您好,我需要使用 IEEE 格式存储 0.2730。 Now what I did was to set the sing at 0 because the number is positive.现在我所做的是将 sing 设置为 0,因为这个数字是正数。 Now I thought that that since what's before the point is 0 then I don't have to do any conversion to it because 0 in binary it's just 0 so the exponent would end up being 0 and I just needed to convert 127 to binary.现在我想,既然点之前是 0,那么我不必对它进行任何转换,因为二进制中的 0 它只是 0,所以指数最终会是 0,我只需要将 127 转换为二进制。 When I looked for the Mantissa I tried to do the pattern when I multiply the decimal part by 2 and take out the number before the I can't find a pattern nor it reaches 0 so what I did was just multiply until I found 23 bits.当我寻找尾数时,我试图做模式,当我将小数部分乘以 2 并在我找不到模式也没有达到 0 之前取出数字所以我所做的只是乘以直到找到 23 位. Now when I looked up the real value it says that the exponent should be 125 and that the number is actually 0 0111 0001 0111 1000 1101 0101 000. Now I don't know why I have to subtract 2 from the exponent since I think I don't have to move the point nor when to stop when doing the multiplication by 2 pattern.现在,当我查看实际值时,它说指数应该是 125,而这个数字实际上是 0 0111 0001 0111 1000 1101 0101 000。现在我不知道为什么我必须从指数中减去 2,因为我认为我在进行乘以 2 模式时,不必移动点或何时停止。 I left a picture of my work in case it helps.我留下了我工作的照片以防万一。 Thanks in advance and hope you are doing well在此先感谢您,希望您一切顺利
2 个解决方案
解决方案1
1 已采纳 2020-06-15 21:01:58
IEEE-754 binary32 encoding IEEE-754 binary32 编码
The sign of 0.2730 is positive, so the sign bit in IEEE-754 binary32 format will be zero. 0.2730 的符号为正,因此 IEEE-754 binary32 格式的符号位将为零。
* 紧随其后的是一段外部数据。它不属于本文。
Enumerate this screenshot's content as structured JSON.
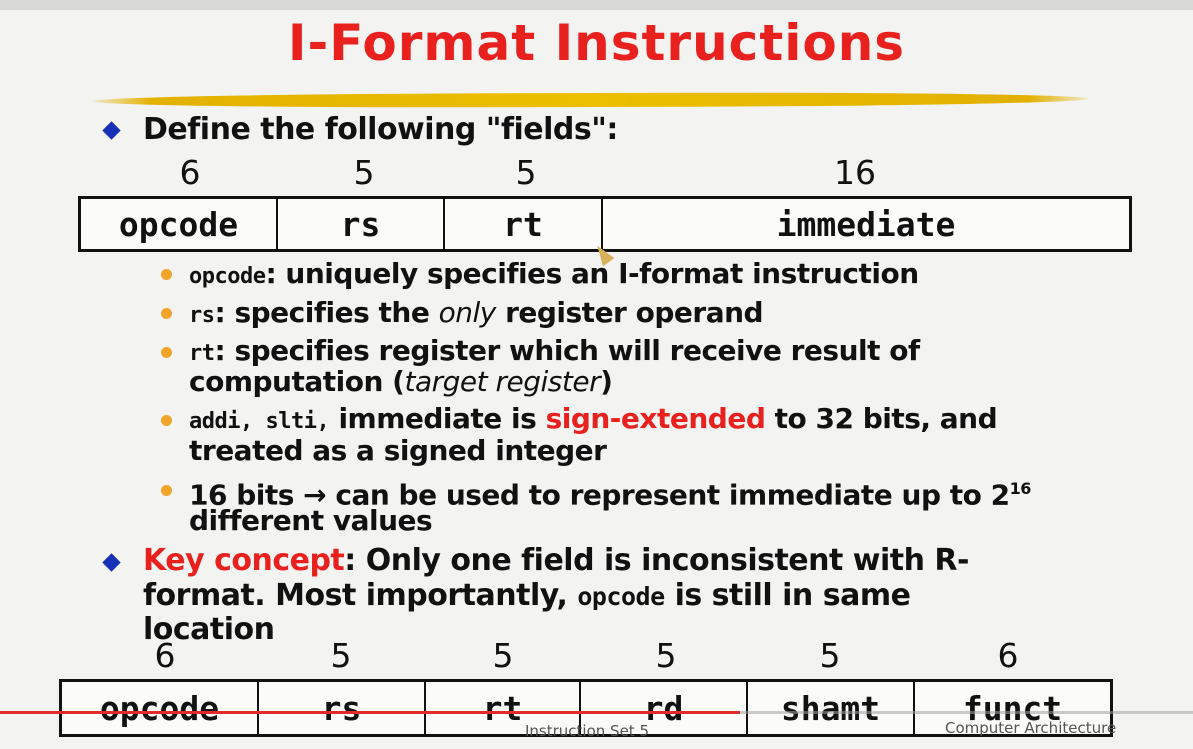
{
  "title": "I-Format Instructions",
  "intro": "Define the following \"fields\":",
  "iformat": {
    "bits": [
      "6",
      "5",
      "5",
      "16"
    ],
    "fields": [
      "opcode",
      "rs",
      "rt",
      "immediate"
    ]
  },
  "bullets": {
    "b1_code": "opcode",
    "b1_text": ": uniquely specifies an I-format instruction",
    "b2_code": "rs",
    "b2_text_a": ": specifies the ",
    "b2_text_em": "only",
    "b2_text_b": " register operand",
    "b3_code": "rt",
    "b3_text": ": specifies register which will receive result of",
    "b3_cont_a": "computation (",
    "b3_cont_em": "target register",
    "b3_cont_b": ")",
    "b4_code": "addi, slti,",
    "b4_text_a": " immediate is ",
    "b4_red": "sign-extended",
    "b4_text_b": " to 32 bits, and",
    "b4_cont": "treated as a signed integer",
    "b5_text": "16 bits → can be used to represent immediate up to 2",
    "b5_sup": "16",
    "b5_cont": "different values"
  },
  "key": {
    "label": "Key concept",
    "text_a": ": Only one field is inconsistent with R-",
    "line2_a": "format.  Most importantly, ",
    "line2_code": "opcode",
    "line2_b": " is still in same",
    "line3": "location"
  },
  "rformat": {
    "bits": [
      "6",
      "5",
      "5",
      "5",
      "5",
      "6"
    ],
    "fields": [
      "opcode",
      "rs",
      "rt",
      "rd",
      "shamt",
      "funct"
    ]
  },
  "footer": {
    "center": "Instruction Set 5",
    "right": "Computer Architecture"
  },
  "video_progress_fraction": 0.62,
  "colors": {
    "title": "#e8211f",
    "bullet_diamond": "#1531b8",
    "sub_bullet_dot": "#f0a52a",
    "highlight": "#e8211f",
    "brush_underline": "#ebc000"
  }
}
Next, represent the number with an explicit scaling by a power of 2: 0.2730 = 0.2730 • 2 0 .接下来,用 2 的幂表示具有显式缩放的数字: 0.2730 = 0.2730 • 2 0 。 In this, we call the part before the “•” (0.2730) the significand , and the power that 2 is raised to is the exponent .在此,我们将“•” (0.2730) 之前的部分称为有效数字 ,而 2 的幂是指数。
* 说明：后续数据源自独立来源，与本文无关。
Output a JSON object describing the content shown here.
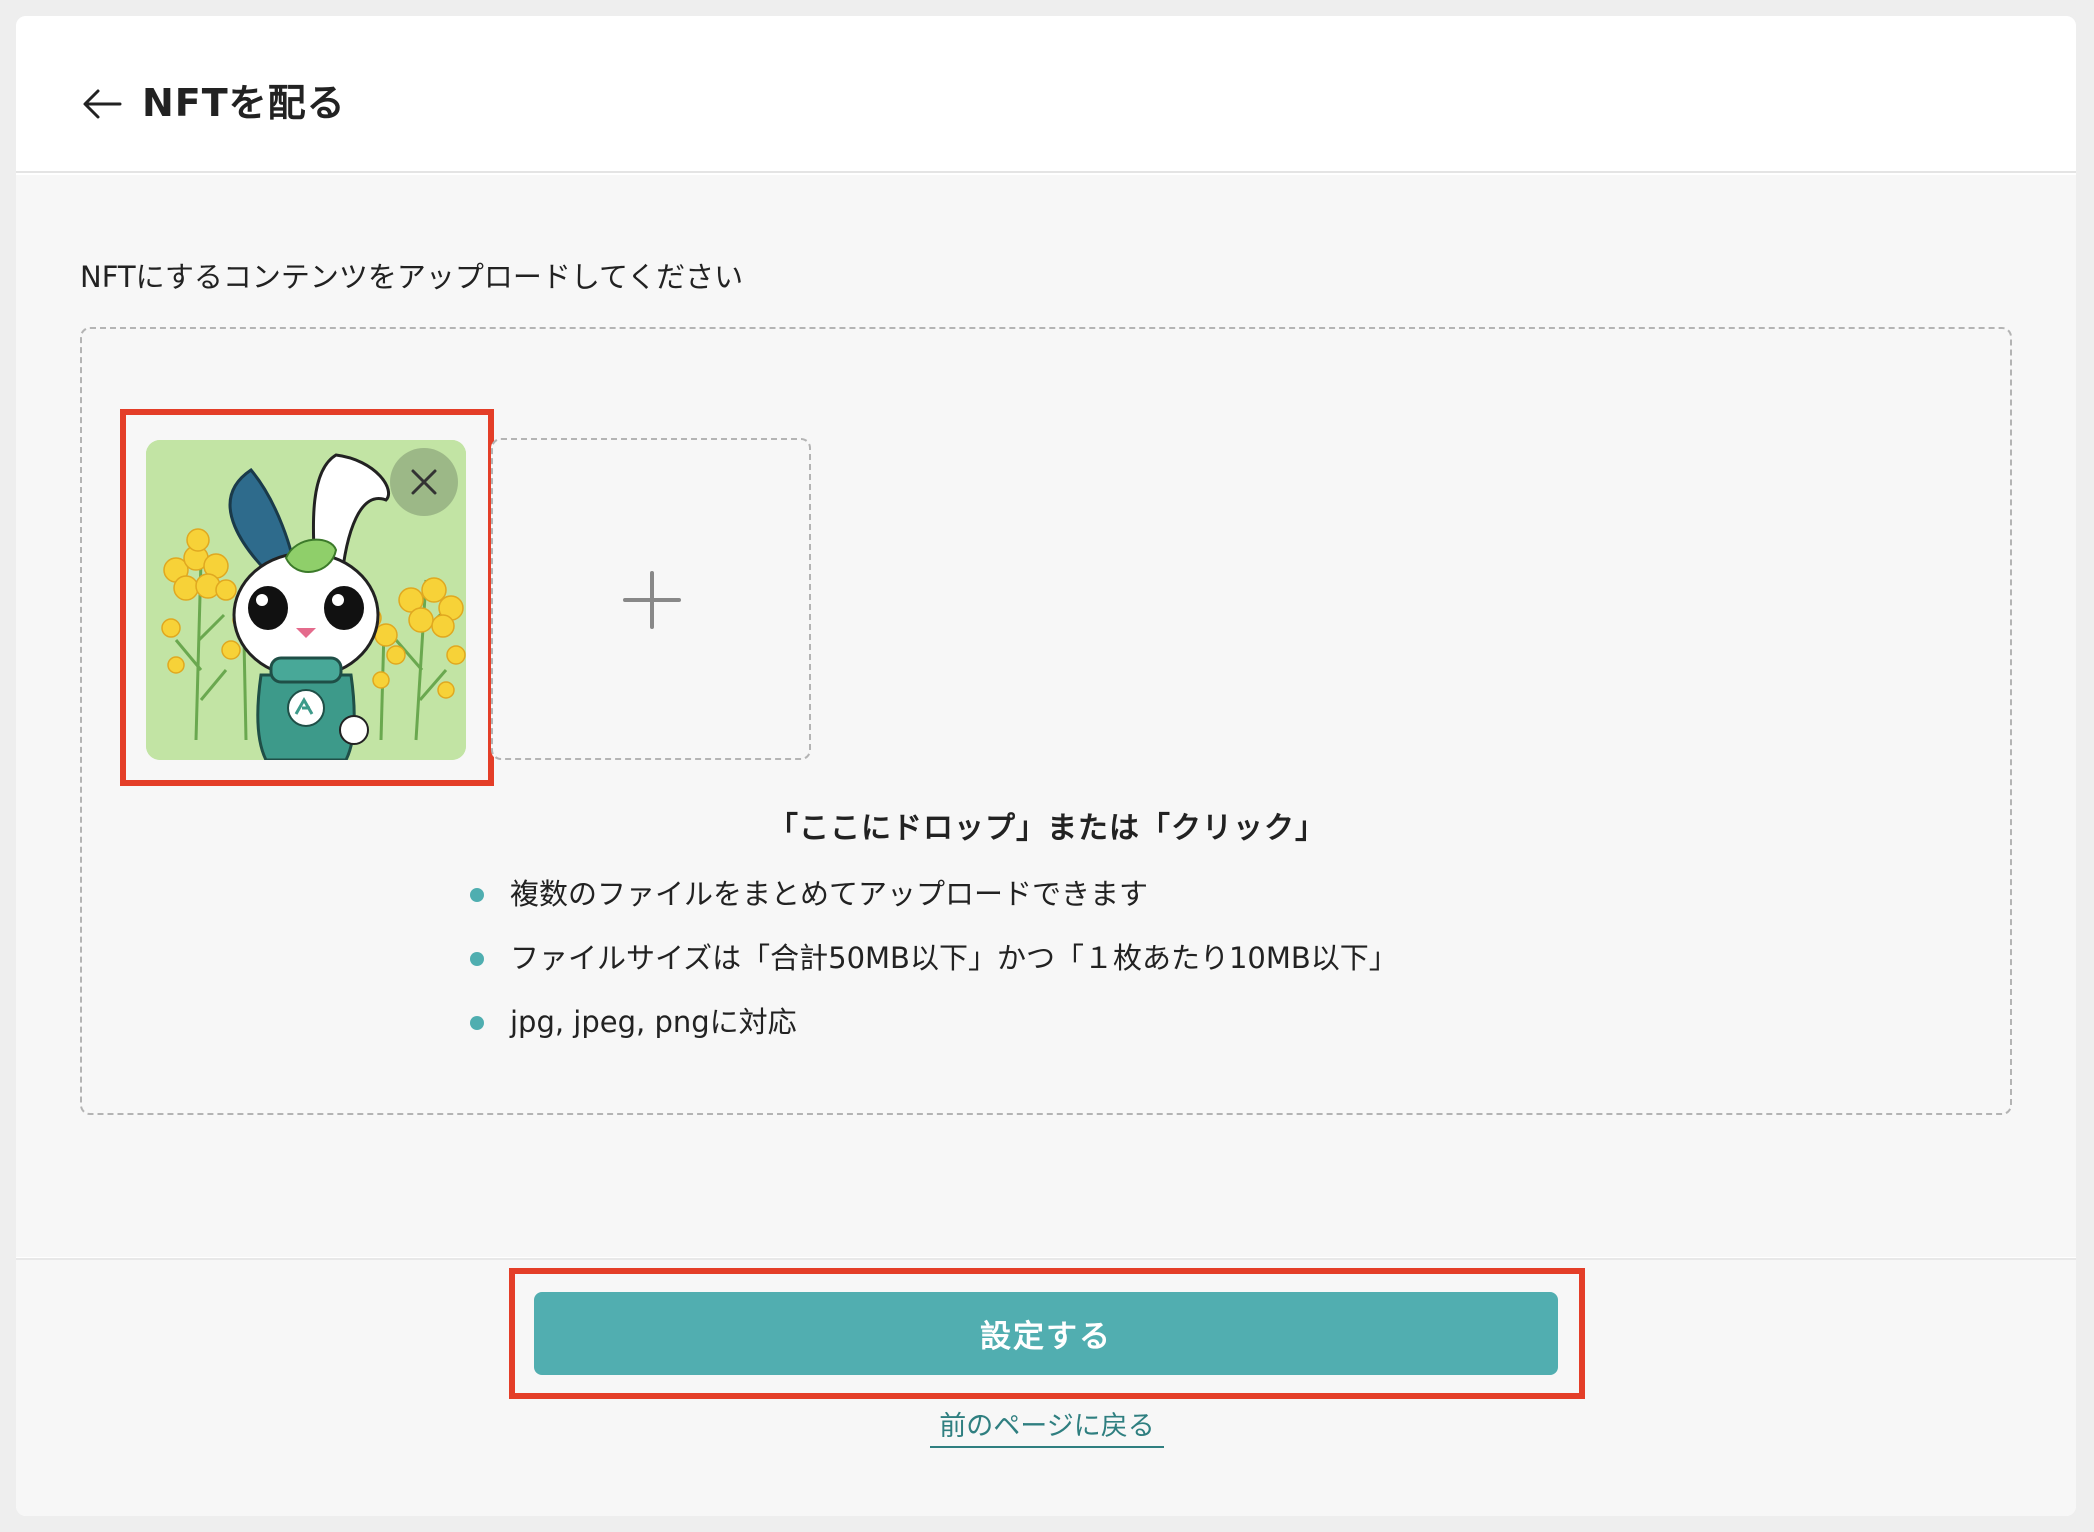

Then, adjust this representation to make the significand be at least 1 and less than 2. The allowed adjustments are to adjust the exponent by increments of one and multiply or divide the significand by 2 accordingly: 0.2730 • 2 0 = 0.5460 • 2 −1 = = 1.0920 • 2 −2 .然后,调整此表示以使有效数字至少为 1 且小于 2。允许的调整是将指数调整为增量 1,并相应地将有效数字乘以或除以 2:0.2730 • 2 0 = 0.5460 • 2 -1 = = 1.0920 • 2 -2 。
This is called the normalized form.这称为规范化形式。 The exponent in this form, −2 is used for the encoding.这种形式的指数 -2 用于编码。 To encode it in the exponent bits, we add the fixed bias of the format, 127, and write the result in 8-bit binary.为了在指数位中对其进行编码,我们添加了格式的固定偏差 127,并将结果写入 8 位二进制。 −2 + 127 = 125, and 125 in binary is 01111101. −2 + 127 = 125,二进制的 125 是 01111101。
Next, write the significand in binary to at least 24 digits: 1.0920 = 1.00010111100011010100111 11101111100111011… 2 .接下来,将二进制的有效数字写入至少 24 位:1.0920 = 1.00010111100011010100111 11101111100111011… 2 。 The bold shows the first 24 digits.粗体显示前 24 位数字。 We can only use 24 digits in the IEEE-754 binary32 format, and we see the remaining part is above half of the 24 th digit, so we will round up, producing 1.00010111100011010101000 2 .我们只能使用 IEEE-754 binary32 格式的 24 位数字,并且我们看到剩余部分在第 24位数字的一半以上,因此我们将四舍五入,产生 1.00010111100011010101000 2 。 That is our significand in binary.那是我们二进制的有效数字。 (For information on doing this, see “Decimal to binary” below.) (有关执行此操作的信息,请参阅下面的“十进制到二进制”。)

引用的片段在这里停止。